Langfristige Planung
Im Album der Herzogin sind vor allem Aufnahmen von Hand- und Fuß- bzw. Beinverletzungen, auch eine brutale Kopfverletzung gesammelt – allesamt aber „nicht so schwer“: Immerhin waren diese Soldaten ja noch transportfähig gewesen. Viele ihrer Kameraden sind in der Schlacht regelrecht zerfetzt worden, starben an Tetanus oder Gasbrand.
Geröntgt wurde auch an der Front: Das Bayerische Kriegsministerium hatte schon im Dezember 1909 einen Feldröntgenwagen geordert. Auch die Sanitätsämter hatten bei Herstellerfirmen nachgefragt, wie schnell denn entsprechende Apparate im Fall der Mobilmachung geliefert werden könnten. Das war schon Ende 1910. Auch solche Hinweise zur sich anbahnenden Kriegspolitik fördert die Ausstellung bei ihrer Spurensuche zutage. (
Karin Dütsch)
Bis 28. September. Deutsches Medizinhistorisches Museum, Anatomiestraße 18 – 20, 85049 Ingolstadt.

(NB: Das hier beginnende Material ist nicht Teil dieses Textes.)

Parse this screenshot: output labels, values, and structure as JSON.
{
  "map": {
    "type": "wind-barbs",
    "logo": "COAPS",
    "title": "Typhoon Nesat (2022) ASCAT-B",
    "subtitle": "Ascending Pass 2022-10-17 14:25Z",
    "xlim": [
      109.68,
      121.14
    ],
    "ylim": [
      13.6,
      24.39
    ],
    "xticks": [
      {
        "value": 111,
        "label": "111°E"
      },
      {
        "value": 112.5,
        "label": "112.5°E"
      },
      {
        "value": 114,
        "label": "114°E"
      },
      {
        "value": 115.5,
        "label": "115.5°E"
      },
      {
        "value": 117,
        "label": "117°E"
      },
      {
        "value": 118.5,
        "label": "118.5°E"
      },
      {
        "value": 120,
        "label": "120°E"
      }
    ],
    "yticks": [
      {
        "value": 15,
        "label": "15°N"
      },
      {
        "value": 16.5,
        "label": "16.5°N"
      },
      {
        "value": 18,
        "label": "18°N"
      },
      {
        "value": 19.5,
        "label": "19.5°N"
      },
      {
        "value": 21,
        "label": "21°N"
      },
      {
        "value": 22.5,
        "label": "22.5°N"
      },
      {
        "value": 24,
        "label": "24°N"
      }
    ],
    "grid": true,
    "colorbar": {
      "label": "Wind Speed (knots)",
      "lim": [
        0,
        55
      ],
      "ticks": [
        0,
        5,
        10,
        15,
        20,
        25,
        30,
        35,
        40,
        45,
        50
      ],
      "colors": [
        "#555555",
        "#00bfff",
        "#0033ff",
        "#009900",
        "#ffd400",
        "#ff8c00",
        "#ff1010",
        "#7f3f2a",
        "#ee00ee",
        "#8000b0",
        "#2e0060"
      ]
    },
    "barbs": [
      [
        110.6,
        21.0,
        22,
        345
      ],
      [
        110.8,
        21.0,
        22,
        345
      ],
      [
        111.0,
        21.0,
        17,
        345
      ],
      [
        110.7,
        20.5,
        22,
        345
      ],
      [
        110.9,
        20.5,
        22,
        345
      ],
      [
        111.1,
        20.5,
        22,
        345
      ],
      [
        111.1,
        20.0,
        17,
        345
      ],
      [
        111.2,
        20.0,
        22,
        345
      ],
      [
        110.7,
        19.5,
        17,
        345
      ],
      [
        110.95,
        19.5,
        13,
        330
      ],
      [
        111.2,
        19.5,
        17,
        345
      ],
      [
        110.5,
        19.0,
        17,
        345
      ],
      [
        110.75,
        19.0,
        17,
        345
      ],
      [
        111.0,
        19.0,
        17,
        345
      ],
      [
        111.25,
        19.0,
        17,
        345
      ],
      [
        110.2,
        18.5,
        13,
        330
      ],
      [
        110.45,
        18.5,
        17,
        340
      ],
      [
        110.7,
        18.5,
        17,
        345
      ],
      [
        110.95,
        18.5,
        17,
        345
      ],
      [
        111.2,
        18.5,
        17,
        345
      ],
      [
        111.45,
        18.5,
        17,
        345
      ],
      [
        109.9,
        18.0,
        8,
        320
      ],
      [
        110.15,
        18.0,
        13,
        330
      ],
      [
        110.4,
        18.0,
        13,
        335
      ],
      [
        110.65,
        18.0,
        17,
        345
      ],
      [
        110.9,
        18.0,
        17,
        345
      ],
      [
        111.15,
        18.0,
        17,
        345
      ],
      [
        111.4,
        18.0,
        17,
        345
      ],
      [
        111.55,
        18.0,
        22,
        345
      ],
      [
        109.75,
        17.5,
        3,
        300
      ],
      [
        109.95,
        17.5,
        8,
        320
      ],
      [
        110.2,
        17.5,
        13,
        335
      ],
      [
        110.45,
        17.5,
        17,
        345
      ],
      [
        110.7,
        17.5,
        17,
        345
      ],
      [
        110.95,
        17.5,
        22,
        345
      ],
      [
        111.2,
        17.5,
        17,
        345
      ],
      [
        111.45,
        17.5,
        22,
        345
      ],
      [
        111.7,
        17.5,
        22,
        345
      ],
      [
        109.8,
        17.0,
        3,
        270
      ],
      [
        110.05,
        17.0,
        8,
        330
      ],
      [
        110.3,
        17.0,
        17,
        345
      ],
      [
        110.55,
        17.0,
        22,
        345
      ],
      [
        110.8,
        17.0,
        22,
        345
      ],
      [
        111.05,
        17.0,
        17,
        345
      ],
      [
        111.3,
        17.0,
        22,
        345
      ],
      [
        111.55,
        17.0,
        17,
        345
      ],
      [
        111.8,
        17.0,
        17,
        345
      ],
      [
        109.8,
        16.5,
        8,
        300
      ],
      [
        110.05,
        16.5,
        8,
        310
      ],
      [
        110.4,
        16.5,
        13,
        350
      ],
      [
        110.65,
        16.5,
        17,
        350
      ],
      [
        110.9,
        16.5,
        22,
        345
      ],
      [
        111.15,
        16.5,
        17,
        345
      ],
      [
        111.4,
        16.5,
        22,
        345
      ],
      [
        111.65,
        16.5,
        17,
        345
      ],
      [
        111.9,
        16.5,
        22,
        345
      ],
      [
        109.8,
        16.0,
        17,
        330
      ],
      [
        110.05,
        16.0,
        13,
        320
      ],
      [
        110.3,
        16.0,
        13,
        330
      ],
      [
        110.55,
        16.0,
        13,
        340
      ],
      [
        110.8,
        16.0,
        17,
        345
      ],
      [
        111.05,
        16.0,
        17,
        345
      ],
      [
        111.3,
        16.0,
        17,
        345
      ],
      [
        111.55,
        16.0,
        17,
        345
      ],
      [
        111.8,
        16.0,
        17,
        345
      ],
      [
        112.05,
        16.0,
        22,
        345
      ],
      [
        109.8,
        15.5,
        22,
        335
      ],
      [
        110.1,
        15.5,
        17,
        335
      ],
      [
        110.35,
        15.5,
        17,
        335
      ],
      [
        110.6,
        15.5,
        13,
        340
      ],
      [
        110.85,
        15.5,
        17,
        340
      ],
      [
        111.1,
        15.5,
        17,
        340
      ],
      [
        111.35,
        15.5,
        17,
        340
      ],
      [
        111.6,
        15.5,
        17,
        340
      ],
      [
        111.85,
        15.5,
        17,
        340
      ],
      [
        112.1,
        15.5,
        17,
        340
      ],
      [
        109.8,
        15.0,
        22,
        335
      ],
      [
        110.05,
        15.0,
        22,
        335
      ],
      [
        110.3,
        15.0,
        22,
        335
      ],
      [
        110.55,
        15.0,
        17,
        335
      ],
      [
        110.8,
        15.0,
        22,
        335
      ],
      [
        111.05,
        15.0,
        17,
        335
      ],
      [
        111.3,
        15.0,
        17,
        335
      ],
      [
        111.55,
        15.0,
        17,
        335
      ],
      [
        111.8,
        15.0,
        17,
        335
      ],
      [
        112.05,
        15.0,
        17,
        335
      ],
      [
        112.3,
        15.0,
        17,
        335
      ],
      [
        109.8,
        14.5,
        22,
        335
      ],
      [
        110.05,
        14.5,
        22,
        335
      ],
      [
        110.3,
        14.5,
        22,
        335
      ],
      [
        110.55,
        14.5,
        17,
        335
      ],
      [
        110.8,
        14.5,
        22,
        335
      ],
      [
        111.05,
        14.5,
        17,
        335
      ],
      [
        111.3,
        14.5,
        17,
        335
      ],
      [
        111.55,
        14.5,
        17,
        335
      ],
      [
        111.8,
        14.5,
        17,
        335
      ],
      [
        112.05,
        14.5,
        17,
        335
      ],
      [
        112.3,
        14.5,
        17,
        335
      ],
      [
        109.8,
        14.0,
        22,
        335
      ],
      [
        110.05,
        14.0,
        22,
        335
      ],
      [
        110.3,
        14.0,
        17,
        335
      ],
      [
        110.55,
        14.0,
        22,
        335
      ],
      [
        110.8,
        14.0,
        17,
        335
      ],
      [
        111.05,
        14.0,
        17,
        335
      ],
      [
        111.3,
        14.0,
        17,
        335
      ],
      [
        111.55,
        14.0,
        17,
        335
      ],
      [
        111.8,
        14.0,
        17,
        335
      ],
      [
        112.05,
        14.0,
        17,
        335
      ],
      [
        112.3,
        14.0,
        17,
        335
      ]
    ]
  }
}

Di. bis So.10 – 17 Uhr.
www.dmm-ingolstadt.de
Abbildung (Foto: Medizinhistorisches Museum Ingolstadt/Kowalski)
Primäres Ziel der medizinischen Versorgung war es, die Verwundeten möglichst schnell wieder wehrtauglich, andernfalls fürs Arbeitsleben fit zu machen. Letztendlich aus dem Kriegsdienst entlassen wurde Ludwig Bergmann, von dessen Unterschenkel dieses Röntgenbild gemacht wurde: Ein Geschoss zertrümmerte das Wadenbein und glitt zwischen Gewebeschichten bis zur Ferse hinunter. Der Bäcker muste sich zeitlebens mit einer Gehbehinderung und lähmenden Nervenschädigung abfinden.